Voyage dans les tréfonds du gouffre des Aiguilles
C'est un voyage au plus profond des Hautes-Alpes que nous partagent les Archives départementales au travers de documents qui ont récemment rejoint le temple de notre patrimoine écrit. À vos casques et autres lampes frontales, direction les tréfonds du chourum des Aiguilles.


«Une roche instable qui se délite très facilement et rend de nombreux passages délicats et dangereux. Le chourum des Aiguilles est le plus ‘‘pourri’’ que nous ayons exploré. » D'après les documents remis aux Archives départementales par le Comité départemental de spéléologie et canyon des Hautes-Alpes, il y a tout juste quelques mois, descendre dans les entrailles du troisième gouffre le plus profond du monde (980 mètres) n'est pas une sinécure.
Plus qu'un fonds documentaire portant les dates de 1968, 1969, 1973 ou encore 1974, c'est toute une partie de notre patrimoine souterrain qui traversera les siècles bien à l'abri dans les boîtes de conservation des Archives.

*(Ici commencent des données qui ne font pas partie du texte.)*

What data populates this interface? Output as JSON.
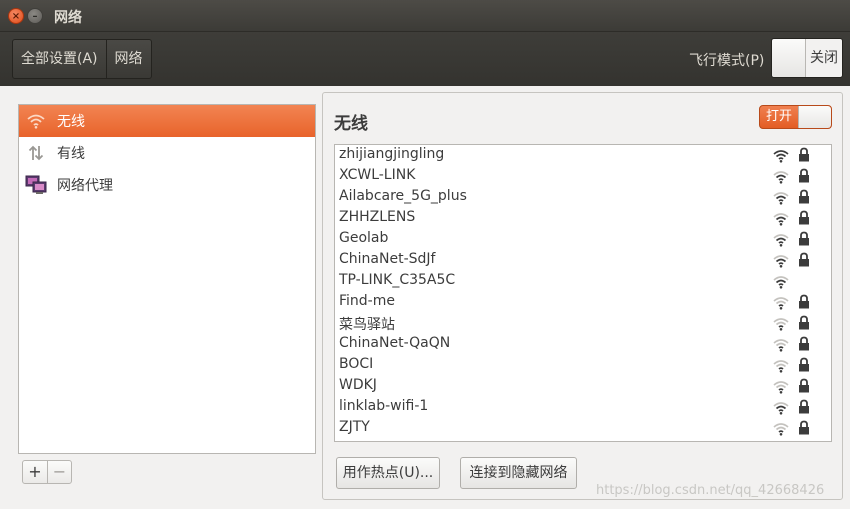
{
  "window": {
    "title": "网络"
  },
  "toolbar": {
    "crumbs": [
      "全部设置(A)",
      "网络"
    ],
    "airplane_label": "飞行模式(P)",
    "airplane_state": "关闭"
  },
  "devices": [
    {
      "label": "无线",
      "icon": "wifi-icon",
      "selected": true
    },
    {
      "label": "有线",
      "icon": "wired-arrows-icon",
      "selected": false
    },
    {
      "label": "网络代理",
      "icon": "proxy-monitor-icon",
      "selected": false
    }
  ],
  "list_tools": {
    "add": "+",
    "remove": "−"
  },
  "wireless": {
    "title": "无线",
    "switch_label": "打开",
    "networks": [
      {
        "name": "zhijiangjingling",
        "secured": true,
        "strength": 4
      },
      {
        "name": "XCWL-LINK",
        "secured": true,
        "strength": 3
      },
      {
        "name": "Ailabcare_5G_plus",
        "secured": true,
        "strength": 3
      },
      {
        "name": "ZHHZLENS",
        "secured": true,
        "strength": 3
      },
      {
        "name": "Geolab",
        "secured": true,
        "strength": 3
      },
      {
        "name": "ChinaNet-SdJf",
        "secured": true,
        "strength": 3
      },
      {
        "name": "TP-LINK_C35A5C",
        "secured": false,
        "strength": 3
      },
      {
        "name": "Find-me",
        "secured": true,
        "strength": 2
      },
      {
        "name": "菜鸟驿站",
        "secured": true,
        "strength": 2
      },
      {
        "name": "ChinaNet-QaQN",
        "secured": true,
        "strength": 2
      },
      {
        "name": "BOCI",
        "secured": true,
        "strength": 2
      },
      {
        "name": "WDKJ",
        "secured": true,
        "strength": 2
      },
      {
        "name": "linklab-wifi-1",
        "secured": true,
        "strength": 3
      },
      {
        "name": "ZJTY",
        "secured": true,
        "strength": 2
      }
    ],
    "hotspot_button": "用作热点(U)...",
    "hidden_button": "连接到隐藏网络"
  },
  "watermark": "https://blog.csdn.net/qq_42668426",
  "colors": {
    "accent": "#e8632b",
    "titlebar": "#3c3b37"
  }
}
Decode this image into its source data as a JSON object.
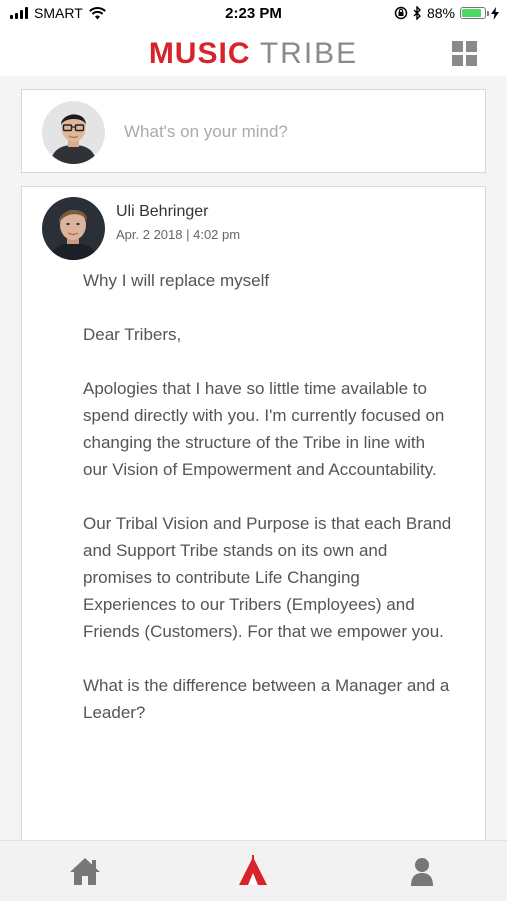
{
  "status_bar": {
    "carrier": "SMART",
    "time": "2:23 PM",
    "battery_percent": "88%",
    "battery_level": 0.88
  },
  "header": {
    "logo_part1": "MUSIC",
    "logo_part2": "TRIBE",
    "menu_icon": "grid-icon"
  },
  "composer": {
    "placeholder": "What's on your mind?"
  },
  "post": {
    "author": "Uli Behringer",
    "date": "Apr. 2 2018 | 4:02 pm",
    "paragraphs": [
      "Why I will replace myself",
      "Dear Tribers,",
      "Apologies that I have so little time available to spend directly with you. I'm currently focused on changing the structure of the Tribe in line with our Vision of Empowerment and Accountability.",
      "Our Tribal Vision and Purpose is that each Brand and Support Tribe stands on its own and promises to contribute Life Changing Experiences to our Tribers (Employees) and Friends (Customers). For that we empower you.",
      "What is the difference between a Manager and a Leader?"
    ]
  },
  "tab_bar": {
    "tabs": [
      "home-icon",
      "tribe-tent-icon",
      "profile-icon"
    ],
    "active_color": "#d8232a",
    "inactive_color": "#777777"
  }
}
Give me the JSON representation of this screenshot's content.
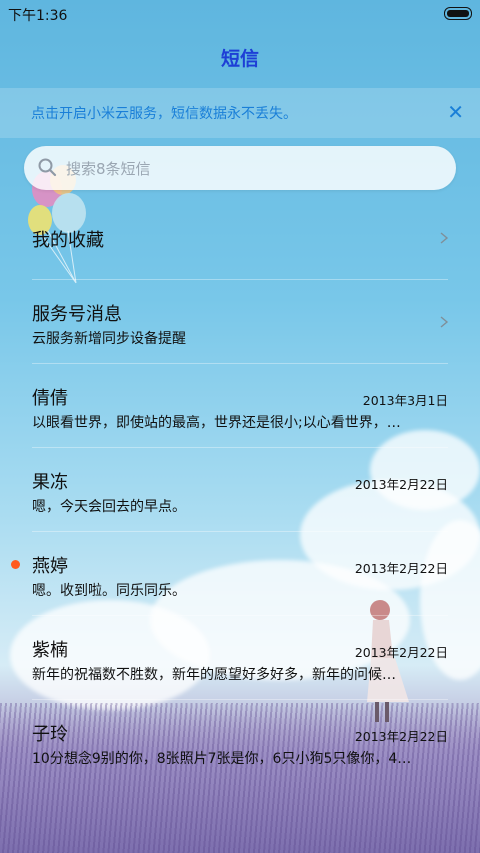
{
  "status": {
    "time": "下午1:36"
  },
  "header": {
    "title": "短信"
  },
  "banner": {
    "text": "点击开启小米云服务，短信数据永不丢失。"
  },
  "search": {
    "placeholder": "搜索8条短信"
  },
  "favorites": {
    "label": "我的收藏"
  },
  "service": {
    "title": "服务号消息",
    "subtitle": "云服务新增同步设备提醒"
  },
  "conversations": [
    {
      "name": "倩倩",
      "date": "2013年3月1日",
      "preview": "以眼看世界，即使站的最高，世界还是很小;以心看世界，…",
      "unread": false
    },
    {
      "name": "果冻",
      "date": "2013年2月22日",
      "preview": "嗯，今天会回去的早点。",
      "unread": false
    },
    {
      "name": "燕婷",
      "date": "2013年2月22日",
      "preview": "嗯。收到啦。同乐同乐。",
      "unread": true
    },
    {
      "name": "紫楠",
      "date": "2013年2月22日",
      "preview": "新年的祝福数不胜数，新年的愿望好多好多，新年的问候…",
      "unread": false
    },
    {
      "name": "子玲",
      "date": "2013年2月22日",
      "preview": "10分想念9别的你，8张照片7张是你，6只小狗5只像你，4…",
      "unread": false
    }
  ],
  "colors": {
    "accent": "#1a7fd8",
    "title": "#1d3fd6",
    "unread": "#ff5a1f"
  },
  "icons": {
    "search": "search-icon",
    "close": "close-icon",
    "chevron": "chevron-right-icon"
  }
}
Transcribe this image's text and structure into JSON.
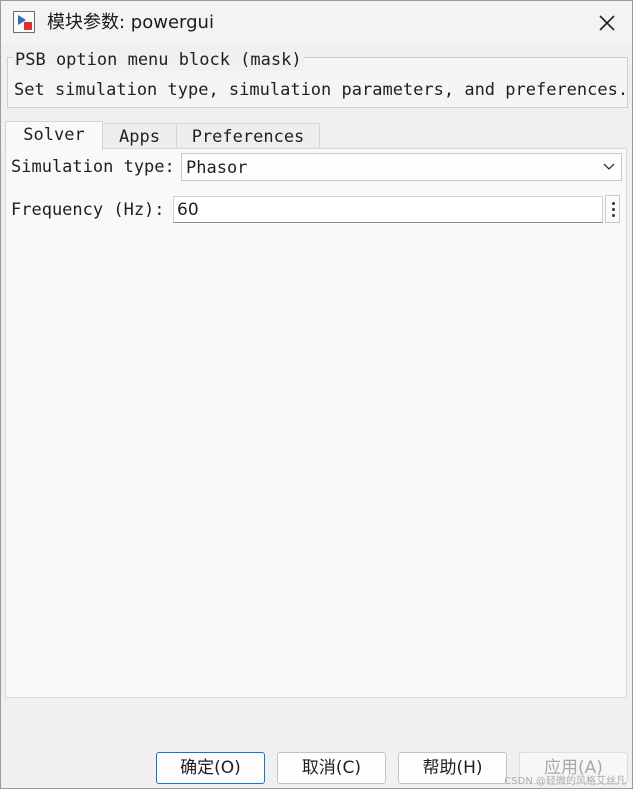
{
  "window": {
    "title": "模块参数: powergui"
  },
  "mask": {
    "title": "PSB option menu block (mask)",
    "description": "Set simulation type, simulation parameters, and preferences."
  },
  "tabs": [
    {
      "label": "Solver",
      "active": true
    },
    {
      "label": "Apps",
      "active": false
    },
    {
      "label": "Preferences",
      "active": false
    }
  ],
  "solver": {
    "simulation_type_label": "Simulation type:",
    "simulation_type_value": "Phasor",
    "frequency_label": "Frequency (Hz):",
    "frequency_value": "60"
  },
  "buttons": {
    "ok": "确定(O)",
    "cancel": "取消(C)",
    "help": "帮助(H)",
    "apply": "应用(A)"
  },
  "watermark": "CSDN @轻微的风格艾丝凡",
  "colors": {
    "accent": "#1f6fd1",
    "icon_blue": "#2b6cc4",
    "icon_red": "#d9342b"
  },
  "icons": {
    "app": "simulink-block-icon",
    "close": "close-icon",
    "dropdown": "chevron-down-icon",
    "more": "more-vertical-icon"
  }
}
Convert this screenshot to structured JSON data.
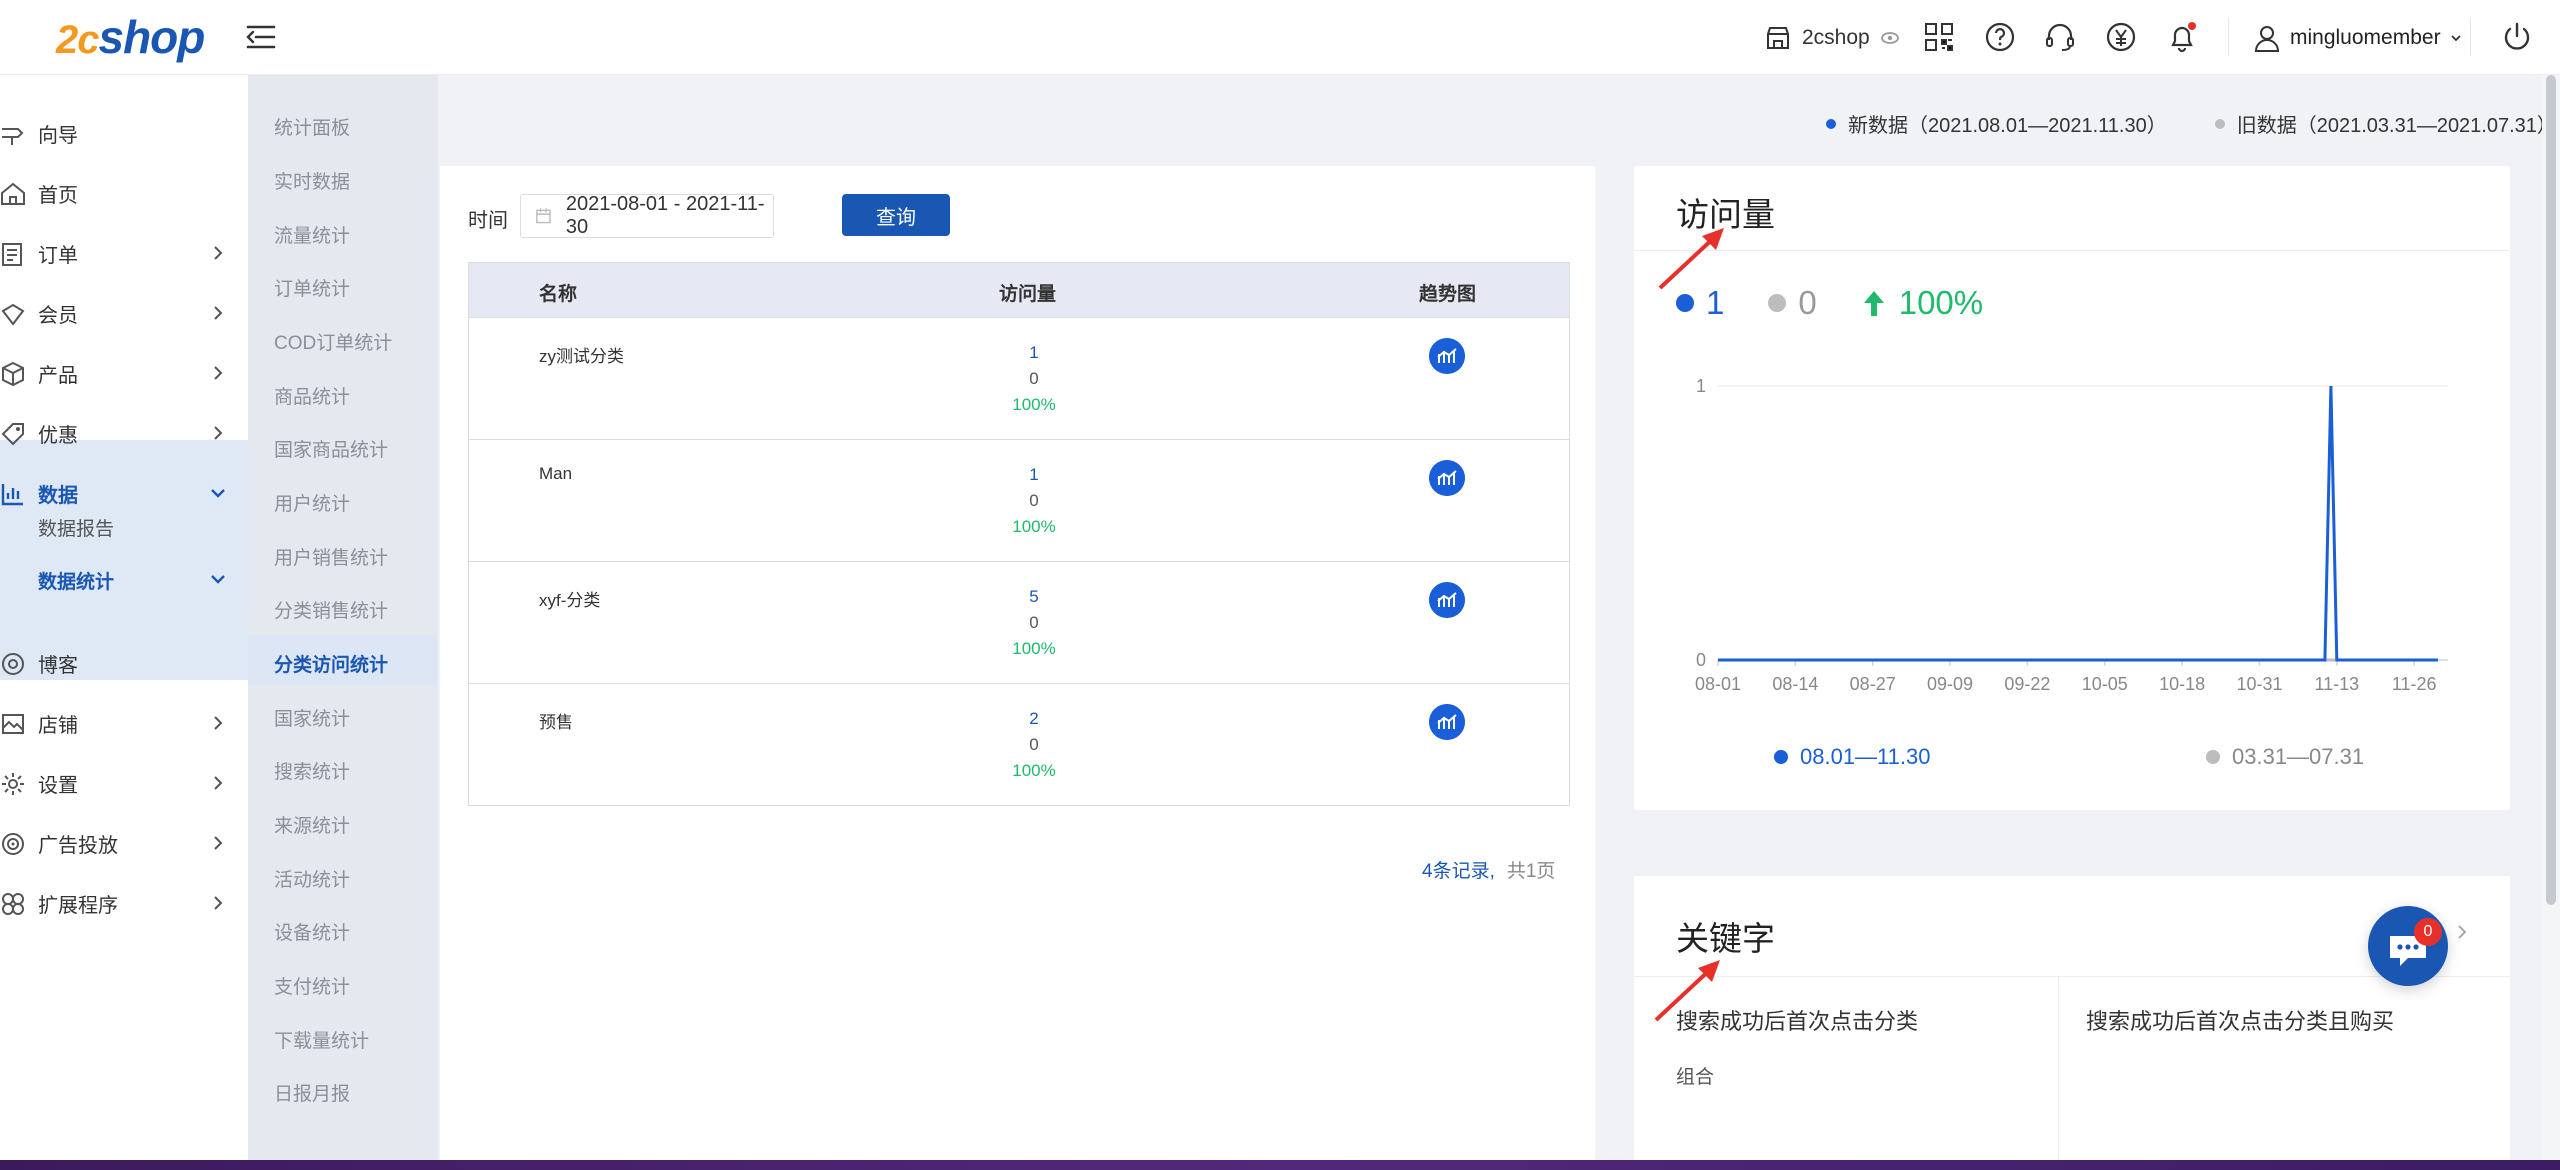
{
  "app": {
    "logo_num": "2c",
    "logo_text": "shop"
  },
  "topbar": {
    "store_name": "2cshop",
    "username": "mingluomember"
  },
  "sidebar": {
    "items": [
      {
        "label": "向导",
        "icon": "guide-icon"
      },
      {
        "label": "首页",
        "icon": "home-icon"
      },
      {
        "label": "订单",
        "icon": "order-icon"
      },
      {
        "label": "会员",
        "icon": "member-icon"
      },
      {
        "label": "产品",
        "icon": "product-icon"
      },
      {
        "label": "优惠",
        "icon": "discount-icon"
      },
      {
        "label": "数据",
        "icon": "data-chart-icon"
      },
      {
        "label": "博客",
        "icon": "blog-icon"
      },
      {
        "label": "店铺",
        "icon": "store-icon"
      },
      {
        "label": "设置",
        "icon": "settings-icon"
      },
      {
        "label": "广告投放",
        "icon": "ads-icon"
      },
      {
        "label": "扩展程序",
        "icon": "extensions-icon"
      }
    ],
    "data_subitems": [
      "数据报告",
      "数据统计"
    ]
  },
  "sidebar2": {
    "items": [
      "统计面板",
      "实时数据",
      "流量统计",
      "订单统计",
      "COD订单统计",
      "商品统计",
      "国家商品统计",
      "用户统计",
      "用户销售统计",
      "分类销售统计",
      "分类访问统计",
      "国家统计",
      "搜索统计",
      "来源统计",
      "活动统计",
      "设备统计",
      "支付统计",
      "下载量统计",
      "日报月报"
    ],
    "active": "分类访问统计"
  },
  "legend": {
    "new_label": "新数据（2021.08.01—2021.11.30）",
    "old_label": "旧数据（2021.03.31—2021.07.31）",
    "new_color": "#1a5fd8",
    "old_color": "#bdbdbd"
  },
  "filter": {
    "label": "时间",
    "date_range": "2021-08-01 - 2021-11-30",
    "query_button": "查询"
  },
  "table": {
    "headers": [
      "名称",
      "访问量",
      "趋势图"
    ],
    "rows": [
      {
        "name": "zy测试分类",
        "new": "1",
        "old": "0",
        "pct": "100%"
      },
      {
        "name": "Man",
        "new": "1",
        "old": "0",
        "pct": "100%"
      },
      {
        "name": "xyf-分类",
        "new": "5",
        "old": "0",
        "pct": "100%"
      },
      {
        "name": "预售",
        "new": "2",
        "old": "0",
        "pct": "100%"
      }
    ]
  },
  "pager": {
    "records": "4条记录,",
    "pages": "共1页"
  },
  "visit_card": {
    "title": "访问量",
    "new_value": "1",
    "old_value": "0",
    "change": "100%"
  },
  "chart_data": {
    "type": "line",
    "title": "访问量",
    "x_ticks": [
      "08-01",
      "08-14",
      "08-27",
      "09-09",
      "09-22",
      "10-05",
      "10-18",
      "10-31",
      "11-13",
      "11-26"
    ],
    "y_ticks": [
      "0",
      "1"
    ],
    "ylim": [
      0,
      1
    ],
    "series": [
      {
        "name": "08.01—11.30",
        "color": "#1a5fd8",
        "x": [
          "08-01",
          "11-11",
          "11-12",
          "11-13",
          "11-30"
        ],
        "values": [
          0,
          0,
          1,
          0,
          0
        ]
      },
      {
        "name": "03.31—07.31",
        "color": "#bdbdbd",
        "x": [
          "08-01",
          "11-30"
        ],
        "values": [
          0,
          0
        ]
      }
    ],
    "legend_position": "bottom"
  },
  "keyword_card": {
    "title": "关键字",
    "col1": "搜索成功后首次点击分类",
    "col2": "搜索成功后首次点击分类且购买",
    "col1_sub": "组合"
  },
  "chat": {
    "badge": "0"
  }
}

De quoi nous permettre de revivre au moyen de feuilles dactylographiées, de croquis à main levée ou encore d'une liste de fournitures, le tout légèrement terni par le temps, une aventure extraordinaire qui donne envie d'en savoir davantage.
Tout commence en 1963, sur les hauteurs, du côté du col de Festre. Un berger repère l'entrée du chourum des Aiguilles. Dès 1964, des spéléologues vont y jeter un œil mais se retrouvent stoppés à seulement 100 m. Les étés suivants, le spélo club de Gap, avec le soutien de clubs voisins, progresse d'année en année pour finalement atteindre les 510 m de fond en 1967. 1968, « météo exécrable », « gouffre en crue », - 620 m.
1969. Les spéléo tentent de nouveau leur chance. Le chourum ne se révèle pas si étroit. « Il n'est pas non plus ce que l'on peut appeler une autoroute », soulignent toutefois les textes qui précisent également que « le portage du matériel n'est pas aisé ». Il n'empêche qu'en cet été 1969, les équipes ont « la ferme intention d'atteindre le fond ».
Une volonté de fer conjuguée à la passion qui motive les troupes au point de passer plusieurs week-ends, début juin 1969, à « équiper le gouffre ». Le dimanche 6 juillet, une équipe « s'est fait coincer à la cote 370, entre les puits de la Trompette et les puits Gaulois », peut-on lire dans le dossier. Pas de quoi freiner l'exploration. Il en faut visiblement davantage pour faire renoncer les aventuriers souterrains. Résultat, le 3 août, « un camp était installé dans le vallon des Aiguilles et nous avions deux semaines pour terminer l'exploration du chourum ». Tictac, tictac. Mi-août, levée du camp.
Exploration considérée comme terminée
« L'exploration du chourum des Aiguilles peut être considérée comme terminée. » L'intuition d'une « jonction avec d'autres zones en l'occurrence, l'exsurgence des Gillardes [..] située à 11km [..], retombe dans le domaine du rêve », se désole l'auteur de « l'intercalaire N°1 », portant « description » du chourum. Un autre document de 1974 nous indique qu'une expérience réalisée en 1974 confirme l'hypothèse de la connexion avec les Gillardes. Le fonds des Archives s'arrête là.
Quelques investigations nous ont permis de savoir que les spéléologues ont poursuivi leurs recherches, notamment des Toulonnais secondés de Savoyards, en 1972, « pour explorer un amont situé à la côte -205 m ». C'est d'ailleurs cette même année que le chourum monte sur la troisième marche du podium des gouffres les plus profonds du monde. Suivront des expéditions en 1974, puis 1978. En 1998, le spéléo club alpin renoue avec les Aiguilles et, une nouvelle fois, les descriptions valent leur pesant d'or. Nous sommes à -500 m au sommet du puits de la Déception, où « le fond est copieusement arrosé ». La progression est difficile, au point que l'un des spéléologues « balance son appareil » photo au fond « avec le calme reconnu du capitaine Haddock qui ne trouve pas sa bouteille de whisky », le tout « accompagné de jurons du meilleur cru ». Son partenaire a, de son côté, « une idée très précise de la galère dans laquelle [il] s'engage ». Combinaison néoprène, plongeon en apnée, boyaux d'une étroitesse que l'esprit a du mal à concevoir, visibilité nulle.
Aujourd'hui, le gouffre des Aiguilles a dévoilé la majorité de ses secrets. Jusqu'à de nouvelles découvertes qui finiront, peut-être elles aussi, leurs jours aux Archives départementales. Ces dernières vous donneront, d'ici quelques semaines, accès à leurs documents « spéléologiques » sur leur site. Quatre boites au total, dont trois consacrées au Dévoluy.